第2章 新たな日常 4

僕とヨシコは動揺を隠しきれなかった。空はまだ暗い。

昨日、トシさんが逮捕されたというニュースを皆で観てから、ほとんど寝られずに朝を迎えた。同じ時間に起きてきたヨシコに話しかける。

「寝れた?」

ヨシコは身体に全く力が入っていない様子だった。

「1時間くらいかな。寝たというより記憶がない時間がそのくらいって感じ。ねぇ、これからどうする?」

不安なオーラをを全身から出している。

「とにかく警察に行ってみよう。施設の子だと言えば、何か聞けるかも。
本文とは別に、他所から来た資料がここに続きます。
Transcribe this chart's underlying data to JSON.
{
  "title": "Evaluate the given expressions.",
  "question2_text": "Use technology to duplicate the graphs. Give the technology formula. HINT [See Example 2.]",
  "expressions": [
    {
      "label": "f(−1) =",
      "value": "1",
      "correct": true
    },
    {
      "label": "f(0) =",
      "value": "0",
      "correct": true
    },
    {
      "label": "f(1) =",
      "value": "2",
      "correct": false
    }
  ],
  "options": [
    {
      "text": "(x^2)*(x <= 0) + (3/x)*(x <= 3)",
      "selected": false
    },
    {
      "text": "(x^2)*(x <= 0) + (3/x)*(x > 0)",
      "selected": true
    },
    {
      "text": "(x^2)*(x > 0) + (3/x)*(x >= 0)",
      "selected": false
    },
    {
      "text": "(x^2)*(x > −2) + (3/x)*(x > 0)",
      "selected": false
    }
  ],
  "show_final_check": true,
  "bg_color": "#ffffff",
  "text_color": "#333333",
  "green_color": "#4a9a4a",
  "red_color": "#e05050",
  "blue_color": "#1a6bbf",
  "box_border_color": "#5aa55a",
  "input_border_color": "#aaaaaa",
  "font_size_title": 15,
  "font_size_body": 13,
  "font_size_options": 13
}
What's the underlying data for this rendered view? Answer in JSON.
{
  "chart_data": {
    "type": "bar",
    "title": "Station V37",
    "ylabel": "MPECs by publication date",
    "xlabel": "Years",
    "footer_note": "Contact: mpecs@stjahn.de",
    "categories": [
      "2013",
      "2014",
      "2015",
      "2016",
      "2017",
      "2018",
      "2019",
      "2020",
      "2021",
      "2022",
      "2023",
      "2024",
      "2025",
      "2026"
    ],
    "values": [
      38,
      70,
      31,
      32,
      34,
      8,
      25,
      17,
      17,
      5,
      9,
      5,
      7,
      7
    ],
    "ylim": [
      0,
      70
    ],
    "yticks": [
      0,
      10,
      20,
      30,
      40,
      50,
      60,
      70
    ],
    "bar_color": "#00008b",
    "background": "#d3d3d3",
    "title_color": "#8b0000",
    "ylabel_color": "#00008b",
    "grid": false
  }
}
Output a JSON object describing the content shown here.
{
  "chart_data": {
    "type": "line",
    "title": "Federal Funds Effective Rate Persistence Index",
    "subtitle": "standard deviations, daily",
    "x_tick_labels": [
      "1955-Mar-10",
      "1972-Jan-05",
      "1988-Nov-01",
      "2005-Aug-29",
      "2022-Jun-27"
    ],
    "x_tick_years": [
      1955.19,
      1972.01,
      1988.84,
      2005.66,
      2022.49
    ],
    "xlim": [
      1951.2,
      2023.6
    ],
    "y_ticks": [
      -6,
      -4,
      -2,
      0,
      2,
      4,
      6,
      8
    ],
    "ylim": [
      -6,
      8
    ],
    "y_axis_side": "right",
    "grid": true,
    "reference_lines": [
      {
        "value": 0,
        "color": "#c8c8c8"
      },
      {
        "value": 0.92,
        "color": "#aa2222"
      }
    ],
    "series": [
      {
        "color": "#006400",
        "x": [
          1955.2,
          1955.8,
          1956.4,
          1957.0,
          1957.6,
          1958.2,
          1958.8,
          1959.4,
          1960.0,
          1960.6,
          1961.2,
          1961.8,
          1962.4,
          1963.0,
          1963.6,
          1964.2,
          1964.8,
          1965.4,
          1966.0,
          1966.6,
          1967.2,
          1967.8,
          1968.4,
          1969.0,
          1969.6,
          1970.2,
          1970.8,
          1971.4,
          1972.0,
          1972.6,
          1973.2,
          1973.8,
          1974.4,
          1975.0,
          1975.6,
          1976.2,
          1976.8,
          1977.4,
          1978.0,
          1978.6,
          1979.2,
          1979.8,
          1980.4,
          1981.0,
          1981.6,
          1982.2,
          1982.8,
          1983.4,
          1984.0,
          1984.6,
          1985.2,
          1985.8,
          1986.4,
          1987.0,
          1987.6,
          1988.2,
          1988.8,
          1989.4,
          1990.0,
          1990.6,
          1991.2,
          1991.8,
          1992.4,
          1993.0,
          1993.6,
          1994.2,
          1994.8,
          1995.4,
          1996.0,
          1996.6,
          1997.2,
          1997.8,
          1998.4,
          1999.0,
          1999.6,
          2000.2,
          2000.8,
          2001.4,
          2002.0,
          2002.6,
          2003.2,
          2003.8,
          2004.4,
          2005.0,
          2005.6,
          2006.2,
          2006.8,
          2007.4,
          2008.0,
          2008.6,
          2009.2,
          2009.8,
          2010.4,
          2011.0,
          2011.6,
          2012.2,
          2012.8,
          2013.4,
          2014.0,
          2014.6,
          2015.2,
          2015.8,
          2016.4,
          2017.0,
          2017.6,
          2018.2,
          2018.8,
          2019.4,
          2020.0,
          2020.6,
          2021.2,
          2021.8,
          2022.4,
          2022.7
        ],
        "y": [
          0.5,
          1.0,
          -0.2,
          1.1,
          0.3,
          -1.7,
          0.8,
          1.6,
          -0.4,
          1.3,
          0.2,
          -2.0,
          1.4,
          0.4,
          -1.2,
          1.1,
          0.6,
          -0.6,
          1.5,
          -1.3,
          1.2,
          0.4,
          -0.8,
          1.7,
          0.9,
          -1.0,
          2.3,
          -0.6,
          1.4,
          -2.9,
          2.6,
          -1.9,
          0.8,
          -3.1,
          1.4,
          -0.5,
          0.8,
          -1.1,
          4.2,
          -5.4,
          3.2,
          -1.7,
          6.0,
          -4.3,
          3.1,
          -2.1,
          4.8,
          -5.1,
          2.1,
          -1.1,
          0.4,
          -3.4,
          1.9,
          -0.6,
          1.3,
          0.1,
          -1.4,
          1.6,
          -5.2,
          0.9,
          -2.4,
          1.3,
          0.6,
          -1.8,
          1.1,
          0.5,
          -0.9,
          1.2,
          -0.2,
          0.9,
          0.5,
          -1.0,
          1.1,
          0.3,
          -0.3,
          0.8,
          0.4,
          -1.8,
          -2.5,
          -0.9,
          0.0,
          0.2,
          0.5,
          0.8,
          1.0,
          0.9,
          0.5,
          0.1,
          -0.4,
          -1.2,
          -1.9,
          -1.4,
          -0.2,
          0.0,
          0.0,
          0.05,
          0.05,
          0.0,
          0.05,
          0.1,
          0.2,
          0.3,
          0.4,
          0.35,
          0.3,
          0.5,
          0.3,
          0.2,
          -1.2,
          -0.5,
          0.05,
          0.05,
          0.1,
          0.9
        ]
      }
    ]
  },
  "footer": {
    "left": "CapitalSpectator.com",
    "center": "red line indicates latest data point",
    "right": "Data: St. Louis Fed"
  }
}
施設長が逮捕されたのに、施設に誰も来ないのが不思議だけど。」

「緊急逮捕だったのかも。もうすぐしたら警察の人が、間違いでしたとか言ってトシさんと一緒に来るかも。」

ヨシコは少しだけ希望を感じているのかも。

「限りなく低い事を願う時間があったら、早く警察に行こう。いや、ごめん。嫌味じゃない。」

「分かってる、言ってみただけ。シンとジン、チズには何か言う?」

「チズには何も言わない方がいいかもね。言っても理解出来ないだろうし、変に混乱させない方が良いだろ。」

「そうね、シンとジンはなんとなく察するけど、何も言わなそうだし。でもどうしよう?私たち、トシさんの本名も知らないのに、、、」

「テレビで放送されるレベルの逮捕だから、状況や施設のことを話せば分かるだろう。今行けば尚更だ。」

「うん、とにかく行ってみよう。」


交番なら歩いて5分ほどで行けるが、交番じゃ意味ないだろう。歩いて30分はかかる警察署まで足を運んだ。普段は歩くことのない道なので、変に疲れる。しんどそうに歩くヨシコのペースに合わせながら、ほとんど会話もなく来た。


受付の女性に話しかける。

「すいません、渡り鳥という児童養護施設の者です。あのー、昨日逮捕されたと、ニュースに出ていた方の事を聞きたいんですけど。トシさんという男の人です。僕達の施設の施設長なんです。」

途中で自分でも訳が分からなくなりながらなんとか言った。だが、女性は分かりやすく困惑した表情で答えた。

「ええと、、、どこの警察署で逮捕されたか分かるかな?昨日この警察署は誰も逮捕してないはずだけど、、」

僕は完全に言葉を失った。そうか、住んでいる所から1番近い警察署に逮捕されるとは限らない。僕もヨシコもそんなことさえ分からないなんて。